EEOC Failed to Give a Reasoned Explanation for the Incentive Limit in the GINA Rule

According to the district court, the EEOC' final regulations under GINA suffered from the same shortcomings as the ADA rule. Specifically, the EEOC did not adequately explain why it interpreted the term "voluntary" as permitting the 30% incentive limit.
The court also noted that the EEOC's explanation supporting its interpretation seemed to conflict with GINA's goal of preventing discrimination against employees (see Practice Note, GINA Compliance for Health and Welfare Plans).
GINA defines "genetic information" to include the manifestation of a disease or disorder in an employee's spouse (42 U.S.C. §§ 2000ff(3), (4); 29 U.S.C. § 1181(f)(2)). Under the GINA rule, employers may impose a 30% incentive or penalty to encourage the disclosure of a spouse's manifestation of a disease or disorder. Employers may not impose an incentive or penalty with respect to the disclosure of information regarding the:
  • Genetic information of an employee's spouse or children.
  • Manifestation of a disease or disorder in an employee's children.
The EEOC argued that an employer was less likely to discriminate against an employee based on the disclosure of a spouse's medical history. The court disagreed, noting that the risk of discrimination stemmed from the concern over potentially increased costs caused by anyone covered under the employer's health plan.

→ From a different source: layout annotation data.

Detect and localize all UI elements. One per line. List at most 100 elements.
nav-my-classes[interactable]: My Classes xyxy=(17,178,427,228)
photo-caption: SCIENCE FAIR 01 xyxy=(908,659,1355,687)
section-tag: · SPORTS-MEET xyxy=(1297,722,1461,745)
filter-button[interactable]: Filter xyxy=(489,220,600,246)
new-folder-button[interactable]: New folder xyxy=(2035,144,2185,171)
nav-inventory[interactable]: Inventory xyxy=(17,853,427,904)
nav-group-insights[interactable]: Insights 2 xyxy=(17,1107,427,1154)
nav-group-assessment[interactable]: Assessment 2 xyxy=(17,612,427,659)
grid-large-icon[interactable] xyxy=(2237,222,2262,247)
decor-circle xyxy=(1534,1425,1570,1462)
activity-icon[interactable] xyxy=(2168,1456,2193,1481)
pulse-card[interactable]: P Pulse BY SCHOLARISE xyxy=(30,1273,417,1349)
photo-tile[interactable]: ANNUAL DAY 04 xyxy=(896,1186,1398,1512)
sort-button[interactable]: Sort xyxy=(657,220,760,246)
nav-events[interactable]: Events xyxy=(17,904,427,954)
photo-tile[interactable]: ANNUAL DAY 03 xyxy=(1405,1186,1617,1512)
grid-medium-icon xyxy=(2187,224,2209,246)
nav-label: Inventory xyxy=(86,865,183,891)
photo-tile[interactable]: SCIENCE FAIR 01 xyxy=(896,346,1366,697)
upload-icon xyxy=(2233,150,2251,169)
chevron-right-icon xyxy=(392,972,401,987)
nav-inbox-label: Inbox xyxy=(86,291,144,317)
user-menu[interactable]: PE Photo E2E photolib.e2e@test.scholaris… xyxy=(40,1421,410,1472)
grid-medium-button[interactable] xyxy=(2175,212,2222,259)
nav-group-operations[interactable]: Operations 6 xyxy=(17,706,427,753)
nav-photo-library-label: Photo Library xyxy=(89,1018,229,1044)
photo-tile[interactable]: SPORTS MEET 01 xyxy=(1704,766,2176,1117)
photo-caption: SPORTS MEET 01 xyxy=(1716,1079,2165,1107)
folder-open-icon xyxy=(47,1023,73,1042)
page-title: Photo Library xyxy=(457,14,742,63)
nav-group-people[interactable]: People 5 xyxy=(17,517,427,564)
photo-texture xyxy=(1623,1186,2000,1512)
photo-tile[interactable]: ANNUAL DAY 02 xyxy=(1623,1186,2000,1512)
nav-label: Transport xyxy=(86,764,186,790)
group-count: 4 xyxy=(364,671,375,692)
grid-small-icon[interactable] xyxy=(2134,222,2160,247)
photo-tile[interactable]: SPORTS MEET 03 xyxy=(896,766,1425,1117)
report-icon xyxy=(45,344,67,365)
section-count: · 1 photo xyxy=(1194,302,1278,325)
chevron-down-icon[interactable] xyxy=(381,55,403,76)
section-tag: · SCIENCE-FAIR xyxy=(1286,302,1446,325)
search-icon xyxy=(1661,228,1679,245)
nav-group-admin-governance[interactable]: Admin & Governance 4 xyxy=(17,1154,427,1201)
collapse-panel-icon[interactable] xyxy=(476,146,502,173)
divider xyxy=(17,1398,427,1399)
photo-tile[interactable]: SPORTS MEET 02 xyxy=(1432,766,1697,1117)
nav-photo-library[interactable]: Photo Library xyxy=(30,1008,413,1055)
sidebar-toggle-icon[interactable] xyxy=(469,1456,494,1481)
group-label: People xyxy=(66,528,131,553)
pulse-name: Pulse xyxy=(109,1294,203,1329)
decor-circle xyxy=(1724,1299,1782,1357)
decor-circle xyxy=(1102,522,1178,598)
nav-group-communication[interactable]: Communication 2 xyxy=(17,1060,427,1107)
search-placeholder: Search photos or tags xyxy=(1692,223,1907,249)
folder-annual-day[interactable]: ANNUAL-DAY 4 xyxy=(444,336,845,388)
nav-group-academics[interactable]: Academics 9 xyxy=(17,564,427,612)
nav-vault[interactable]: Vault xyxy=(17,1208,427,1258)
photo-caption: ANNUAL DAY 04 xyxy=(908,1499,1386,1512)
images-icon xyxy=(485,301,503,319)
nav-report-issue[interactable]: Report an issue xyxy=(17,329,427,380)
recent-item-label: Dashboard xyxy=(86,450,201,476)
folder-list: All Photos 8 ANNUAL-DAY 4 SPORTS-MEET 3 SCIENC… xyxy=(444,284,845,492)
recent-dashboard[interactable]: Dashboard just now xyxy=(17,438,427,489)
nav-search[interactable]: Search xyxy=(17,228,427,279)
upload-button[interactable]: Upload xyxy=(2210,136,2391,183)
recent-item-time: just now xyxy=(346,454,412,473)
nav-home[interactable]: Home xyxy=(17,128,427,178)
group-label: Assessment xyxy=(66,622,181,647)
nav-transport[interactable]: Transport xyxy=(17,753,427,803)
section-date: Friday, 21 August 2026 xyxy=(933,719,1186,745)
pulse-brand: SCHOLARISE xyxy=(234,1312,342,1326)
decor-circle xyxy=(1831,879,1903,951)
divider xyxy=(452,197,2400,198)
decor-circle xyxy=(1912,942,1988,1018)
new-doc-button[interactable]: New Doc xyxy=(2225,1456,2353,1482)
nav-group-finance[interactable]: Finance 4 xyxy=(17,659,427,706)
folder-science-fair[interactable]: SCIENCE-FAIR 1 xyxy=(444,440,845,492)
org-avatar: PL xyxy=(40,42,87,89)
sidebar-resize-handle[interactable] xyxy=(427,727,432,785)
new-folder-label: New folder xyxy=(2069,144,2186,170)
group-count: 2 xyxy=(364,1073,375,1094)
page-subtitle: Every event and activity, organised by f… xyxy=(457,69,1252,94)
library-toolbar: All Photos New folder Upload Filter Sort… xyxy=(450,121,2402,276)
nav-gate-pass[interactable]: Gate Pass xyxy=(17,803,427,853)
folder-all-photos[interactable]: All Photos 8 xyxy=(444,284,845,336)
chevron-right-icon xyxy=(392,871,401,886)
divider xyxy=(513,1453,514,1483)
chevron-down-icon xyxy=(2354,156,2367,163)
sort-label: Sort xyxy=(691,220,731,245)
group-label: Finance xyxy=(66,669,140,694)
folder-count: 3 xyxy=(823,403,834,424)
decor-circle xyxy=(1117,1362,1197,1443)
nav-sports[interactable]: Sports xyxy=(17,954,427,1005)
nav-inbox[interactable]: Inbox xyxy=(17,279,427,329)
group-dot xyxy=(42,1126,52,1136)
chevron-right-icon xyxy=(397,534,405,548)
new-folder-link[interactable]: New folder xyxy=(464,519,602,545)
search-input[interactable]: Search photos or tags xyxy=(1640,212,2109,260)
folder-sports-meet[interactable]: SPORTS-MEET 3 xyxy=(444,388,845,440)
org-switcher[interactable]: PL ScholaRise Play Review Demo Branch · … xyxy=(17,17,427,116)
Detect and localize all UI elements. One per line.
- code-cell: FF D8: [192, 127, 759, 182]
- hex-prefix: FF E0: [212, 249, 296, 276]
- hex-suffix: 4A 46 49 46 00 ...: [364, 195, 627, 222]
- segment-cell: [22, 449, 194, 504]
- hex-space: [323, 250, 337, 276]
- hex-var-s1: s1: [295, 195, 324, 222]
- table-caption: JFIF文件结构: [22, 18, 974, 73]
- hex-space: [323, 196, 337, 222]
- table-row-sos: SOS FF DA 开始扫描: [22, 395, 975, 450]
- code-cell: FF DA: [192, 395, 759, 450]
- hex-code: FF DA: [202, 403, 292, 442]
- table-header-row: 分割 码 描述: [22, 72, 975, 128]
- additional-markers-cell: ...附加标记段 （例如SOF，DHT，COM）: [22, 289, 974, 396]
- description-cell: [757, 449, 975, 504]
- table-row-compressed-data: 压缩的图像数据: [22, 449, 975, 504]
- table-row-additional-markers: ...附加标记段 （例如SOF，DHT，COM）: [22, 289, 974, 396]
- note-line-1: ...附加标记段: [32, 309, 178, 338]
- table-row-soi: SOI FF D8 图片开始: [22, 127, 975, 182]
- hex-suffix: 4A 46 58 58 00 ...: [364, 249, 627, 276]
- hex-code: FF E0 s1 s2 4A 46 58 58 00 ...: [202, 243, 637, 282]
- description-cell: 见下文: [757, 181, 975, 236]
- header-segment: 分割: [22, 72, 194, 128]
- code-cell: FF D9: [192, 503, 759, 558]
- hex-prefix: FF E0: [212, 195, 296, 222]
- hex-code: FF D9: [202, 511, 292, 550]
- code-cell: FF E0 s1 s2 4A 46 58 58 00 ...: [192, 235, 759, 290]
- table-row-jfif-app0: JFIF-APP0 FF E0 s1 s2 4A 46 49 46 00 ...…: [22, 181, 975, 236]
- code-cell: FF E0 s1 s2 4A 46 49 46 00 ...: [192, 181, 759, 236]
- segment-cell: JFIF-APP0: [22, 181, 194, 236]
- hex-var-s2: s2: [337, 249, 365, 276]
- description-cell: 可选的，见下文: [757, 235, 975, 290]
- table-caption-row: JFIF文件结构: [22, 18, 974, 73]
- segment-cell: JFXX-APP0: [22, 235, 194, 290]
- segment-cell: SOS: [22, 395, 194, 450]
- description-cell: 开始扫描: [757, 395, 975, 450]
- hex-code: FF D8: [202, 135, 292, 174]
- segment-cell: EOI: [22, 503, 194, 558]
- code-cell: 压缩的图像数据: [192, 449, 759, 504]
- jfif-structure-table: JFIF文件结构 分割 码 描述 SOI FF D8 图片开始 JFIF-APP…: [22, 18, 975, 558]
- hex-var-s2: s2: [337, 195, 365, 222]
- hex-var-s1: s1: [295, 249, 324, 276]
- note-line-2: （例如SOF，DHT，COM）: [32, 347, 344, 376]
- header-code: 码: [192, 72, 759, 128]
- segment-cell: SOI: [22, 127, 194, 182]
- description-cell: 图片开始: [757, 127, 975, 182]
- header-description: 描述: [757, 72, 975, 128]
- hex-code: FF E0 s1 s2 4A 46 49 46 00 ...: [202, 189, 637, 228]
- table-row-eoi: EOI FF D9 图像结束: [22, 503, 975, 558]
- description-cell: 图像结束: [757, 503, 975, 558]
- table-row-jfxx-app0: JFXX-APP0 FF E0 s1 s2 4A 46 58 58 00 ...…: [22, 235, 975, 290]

Remedy: Remand of Final Regulations to EEOC for Reconsideration

Having found the EEOC's final regulations under the ADA and GINA to be arbitrary and capricious, the district court remanded the regulations to the EEOC for reconsideration. The court declined, however, to vacate the regulations. Despite the rules' serious deficiencies, the court determined that the potential consequences of vacating the rules outweighed those deficiencies for the time being.

Practical Impact

The district court's decision in this case is highly critical of the EEOC's failure to offer an acceptable explanation for adopting the 30% incentive standard in its ADA and GINA final regulations. (The agency's arguments in this regard are referred to as "deeply flawed," "utterly lacking in substance," and a "serious failing.") That said, the court was also aware that vacating the EEOC's regulations, which became applicable on January 1, 2017, would have a significant impact on employer-sponsored wellness programs. The court acknowledged that such a decision:
  • Could result in employees having to repay incentives they had already received.
  • Could require employers to repay penalties they had already collected from employees.
  • Would not undo the disclosure of protected medical information that has already been provided by employees.
Nonetheless, this decision raises significant questions concerning wellness program compliance and enforcement going forward – and at a time when plan design decisions for the 2018 plan year are being made. Ideally, the EEOC will provide employers interim guidance in response to this decision as it carries out the court's order to reconsider its ADA and GINA final regulations.